2
Yorum
3
Beğeni
5,0
Puan
1423
Okunma

-Anneme-
-I-
Çantamı getirin, zil çalmak üzre
Nedense kimseler duymuyor beni.
Okula gittiğim anı bir kere
Kaçırmazdı annem; peki o hani?
A, işte dışarda birileri var
Ne bu kalabalık, ne bu gürültü?
Tüm köylü burada; genç ve ihtiyar
Tabuta sarılı beyaz bir örtü...
Nedir bu kargaşa, ne bu velvele
Garip bir sözcükten bahsediyorlar;
Ölüm ne ki anne, deyiver hele
Neden senin için öldü diyorlar?
Daha körpeyim ya aklım ermiyor
Neden beyazlarla bezendin anne?
Nereye?

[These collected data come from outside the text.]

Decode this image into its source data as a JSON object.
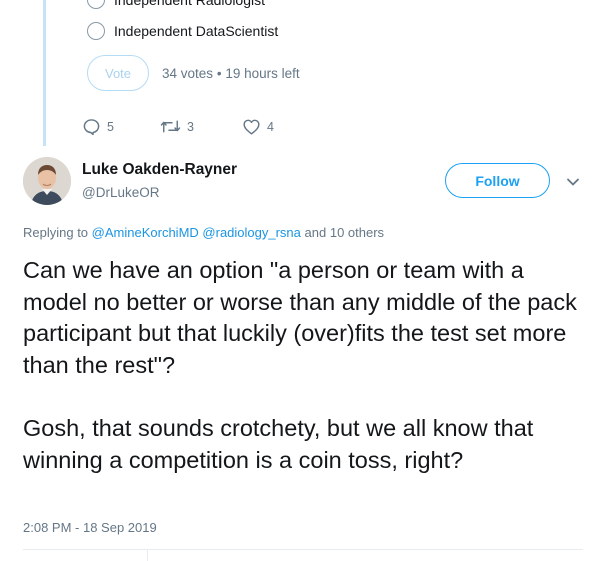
{
  "poll": {
    "partial_option": "Independent Radiologist",
    "option": "Independent DataScientist",
    "vote_label": "Vote",
    "votes": "34 votes",
    "separator": "•",
    "time_left": "19 hours left"
  },
  "parent_actions": {
    "replies": "5",
    "retweets": "3",
    "likes": "4",
    "icons": [
      "reply-icon",
      "retweet-icon",
      "like-icon"
    ]
  },
  "author": {
    "name": "Luke Oakden-Rayner",
    "handle": "@DrLukeOR",
    "follow_label": "Follow"
  },
  "replying": {
    "prefix": "Replying to",
    "mention_1": "@AmineKorchiMD",
    "mention_2": "@radiology_rsna",
    "suffix": "and 10 others"
  },
  "tweet": {
    "paragraph_1": "Can we have an option \"a person or team with a model no better or worse than any middle of the pack participant but that luckily (over)fits the test set more than the rest\"?",
    "paragraph_2": "Gosh, that sounds crotchety, but we all know that winning a competition is a coin toss, right?",
    "timestamp": "2:08 PM - 18 Sep 2019"
  },
  "colors": {
    "accent": "#1da1f2",
    "link": "#1b95e0",
    "muted": "#657786",
    "thread_line": "#c4e3f6"
  }
}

Kimseler bir sır vermiyor
Göçmen kuşlara mı özendin anne?
Anne kalk ayağa, bırak şakayı
Zaten zil de çaldı, öğretmen kızar.
Giydir şu ördüğün en son hırkayı
Mart ayı soğuktur, dışarısı kar...
Ne olur dinleyin, nereye böyle
Kıyamet mi koptu aceleniz ne!
Kalk anne, bari sen bir şeyler söyle
İnansınlar artık ölmediğine.
Düşün ki sen bizden gittiğin zaman
Üç balanın yaşı çökertir dağı.
Sen ki evlatları için yaşayan
Bizden çok mu sevdin anne, toprağı?
-II-
Kanatsız bir kuştum sen öldüğünde
Avundum ninemin birkaç sözüyle.
Sensiz yaşadığım her acı günde
Raksettim ölümün soğuk yüzüyle.
Tutamadım verdiğim sözü ama
Tıkanmadı önü nasip yolunun.
Söküğüm büyüktü, tutmadı yama,
Oğlu çıkar belki doktor, oğlunun.
Şimdi mezarının başucundayım
Ağlayarak seni üzmeyeceğim.
Ne yorgunum artık ne de hastayım,
Yalnız ara sıra kanar yüreğim.
Bir kızı çok sevdim anne, bir kızı
Yüzü gözü sendin, el ayağı sen.
Nasıl yakışırdı bilsen kırmızı
Sanki seni sensiz taşıyan gölgen...
Nuru gözlerinde iki yıldızın
Dokunmak istersin, gelmez ki ele.
Bir güzelliği var sanki ikizin
O da senin gibi gitti yad ele.
Hani, olmaz ama şimdi uyansan
Bakarak yüzüne, bakarak doysam.
Toprağa oturup, taşa dayansan
Son bir kez dizine başımı koysam.
Yaprağını çiğ bürümüş kardelen!
Sitem mi edeyim yere ve göğe.
Bahar üstü, bak çürümüş, kardelen
Ölüm mü yakıştı o güzelliğe...
İsmail Uysal
5.0
100% (4)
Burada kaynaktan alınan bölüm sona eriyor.